Рассказывают, в соседнем колхозе Андриан Николаевич Гнедой (выбрали-таки его председателем) вернулся на днях утром из района — в поле пусто. «Где коровы, так-перетак!..» На коня и в степь. Погнал, как табун коней, коров в хутор. Они к реке. Он их заворачивать — они по дворам. Скотина и та поняла, что к чему. И смех, и горе.

Андрей долечивался в районной больнице и работал учетчиком в поле. Каждое утро с первыми лучами солнца он по дну балки поднимался к полевому стану трактористов.

По сапогам хлестал тяжелый, как вода, пырей, в радужных блестках качалась сон-трава. Через час-другой она подсохнет, и в лиловых бутонах ее забарахтаются обсыпанные золотистой пыльцой сварливые шмели. Царственно красивые тюльпаны, розоватые горицветы, желтые шляпки молочая и цыплячье-нежные китушки мятлика в бусах росы уже медленно поворачиваются к солнцу, к теплу. Обновленный, свежий по утрам и многокрасочный мир вставал перед его жадным, будто обновленным, взглядом. Все как впервые. Даже удивительно. И на него хуторяне смотрели не как прежде. То перед ними был неуклюжий крупный подросток, теперь — повидавший виды солдат, с седыми висками и приморенностью в глазах. Встречаясь с этим приморенным, усталым взглядом, хуторяне невольно входили в задумчивость и серьезнели.

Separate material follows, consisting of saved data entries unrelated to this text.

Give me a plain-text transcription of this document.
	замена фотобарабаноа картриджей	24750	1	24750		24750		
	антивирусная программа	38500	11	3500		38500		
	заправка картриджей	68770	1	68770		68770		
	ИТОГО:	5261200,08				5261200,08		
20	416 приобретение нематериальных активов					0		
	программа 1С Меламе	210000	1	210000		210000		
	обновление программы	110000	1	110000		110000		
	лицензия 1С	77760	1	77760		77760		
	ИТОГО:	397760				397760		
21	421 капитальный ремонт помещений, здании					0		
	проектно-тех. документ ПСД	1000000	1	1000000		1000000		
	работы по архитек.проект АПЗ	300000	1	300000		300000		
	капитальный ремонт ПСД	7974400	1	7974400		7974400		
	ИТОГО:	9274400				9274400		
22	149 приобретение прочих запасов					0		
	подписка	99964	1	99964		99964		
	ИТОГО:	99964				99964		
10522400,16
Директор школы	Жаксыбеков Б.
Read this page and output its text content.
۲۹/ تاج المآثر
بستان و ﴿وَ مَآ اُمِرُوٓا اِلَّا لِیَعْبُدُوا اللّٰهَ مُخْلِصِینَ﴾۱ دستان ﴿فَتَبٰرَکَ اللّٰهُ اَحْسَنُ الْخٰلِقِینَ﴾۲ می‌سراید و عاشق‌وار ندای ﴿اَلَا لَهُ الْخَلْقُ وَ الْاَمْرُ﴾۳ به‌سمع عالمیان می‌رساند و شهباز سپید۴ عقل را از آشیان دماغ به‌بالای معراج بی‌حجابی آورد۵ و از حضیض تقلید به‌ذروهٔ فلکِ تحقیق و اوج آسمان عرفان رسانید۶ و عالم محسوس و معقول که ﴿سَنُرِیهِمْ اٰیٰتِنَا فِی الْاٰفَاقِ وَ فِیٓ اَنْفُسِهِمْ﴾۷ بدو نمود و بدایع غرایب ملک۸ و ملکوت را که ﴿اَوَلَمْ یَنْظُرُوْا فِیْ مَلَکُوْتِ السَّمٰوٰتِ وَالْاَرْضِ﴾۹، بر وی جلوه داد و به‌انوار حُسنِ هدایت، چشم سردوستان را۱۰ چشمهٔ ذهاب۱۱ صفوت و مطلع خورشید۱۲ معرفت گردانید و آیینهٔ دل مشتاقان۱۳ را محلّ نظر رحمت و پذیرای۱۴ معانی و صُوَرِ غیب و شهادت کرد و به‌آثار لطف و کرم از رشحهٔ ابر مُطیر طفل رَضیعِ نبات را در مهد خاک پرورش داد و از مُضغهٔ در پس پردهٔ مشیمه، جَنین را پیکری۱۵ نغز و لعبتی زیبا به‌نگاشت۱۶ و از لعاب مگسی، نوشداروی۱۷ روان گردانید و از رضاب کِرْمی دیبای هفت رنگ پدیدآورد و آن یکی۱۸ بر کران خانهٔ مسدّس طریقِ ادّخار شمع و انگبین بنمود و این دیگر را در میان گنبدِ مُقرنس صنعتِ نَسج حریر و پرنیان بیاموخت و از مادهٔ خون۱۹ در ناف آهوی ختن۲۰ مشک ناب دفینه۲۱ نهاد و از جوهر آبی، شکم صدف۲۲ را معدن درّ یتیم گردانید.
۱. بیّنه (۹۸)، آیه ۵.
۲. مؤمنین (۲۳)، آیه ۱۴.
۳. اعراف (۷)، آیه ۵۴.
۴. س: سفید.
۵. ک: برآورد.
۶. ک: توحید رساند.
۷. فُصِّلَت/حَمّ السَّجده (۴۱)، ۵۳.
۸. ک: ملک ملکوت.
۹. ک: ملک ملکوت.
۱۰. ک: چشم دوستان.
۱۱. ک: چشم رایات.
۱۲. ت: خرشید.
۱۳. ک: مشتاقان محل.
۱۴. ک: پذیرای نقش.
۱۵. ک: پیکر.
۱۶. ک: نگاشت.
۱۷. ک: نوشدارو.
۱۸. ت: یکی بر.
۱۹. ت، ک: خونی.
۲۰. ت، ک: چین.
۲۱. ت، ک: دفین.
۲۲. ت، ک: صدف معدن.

Трактор Ольги уже стоял на краю загонки, а она у бочки с водой мыла ноги. Завидев его, поднимавшегося из балки, пошла навстречу. Опавшие, бледные после ночи щеки пятнил румянец. Широко расставленные черные глаза, однако, лучились безотчетной радостью и счастьем…

Скажи кто другой, Андрей ни за что не поверил бы, что Ольга — трактористка.

— Как мне плохо будет без тебя, — тихо говорила Ольга в редкие вечера, когда они бродили по косогорам над хутором и прятались от всех в левады в вербах. — В армию пошла бы с тобою… Нет, не пошла бы. Неженка, маменькина дочка…

Наедине Ольга была тихой, удивляла спокойной не по годам рассудительностью и женской уверенностью в правильности того, что делает.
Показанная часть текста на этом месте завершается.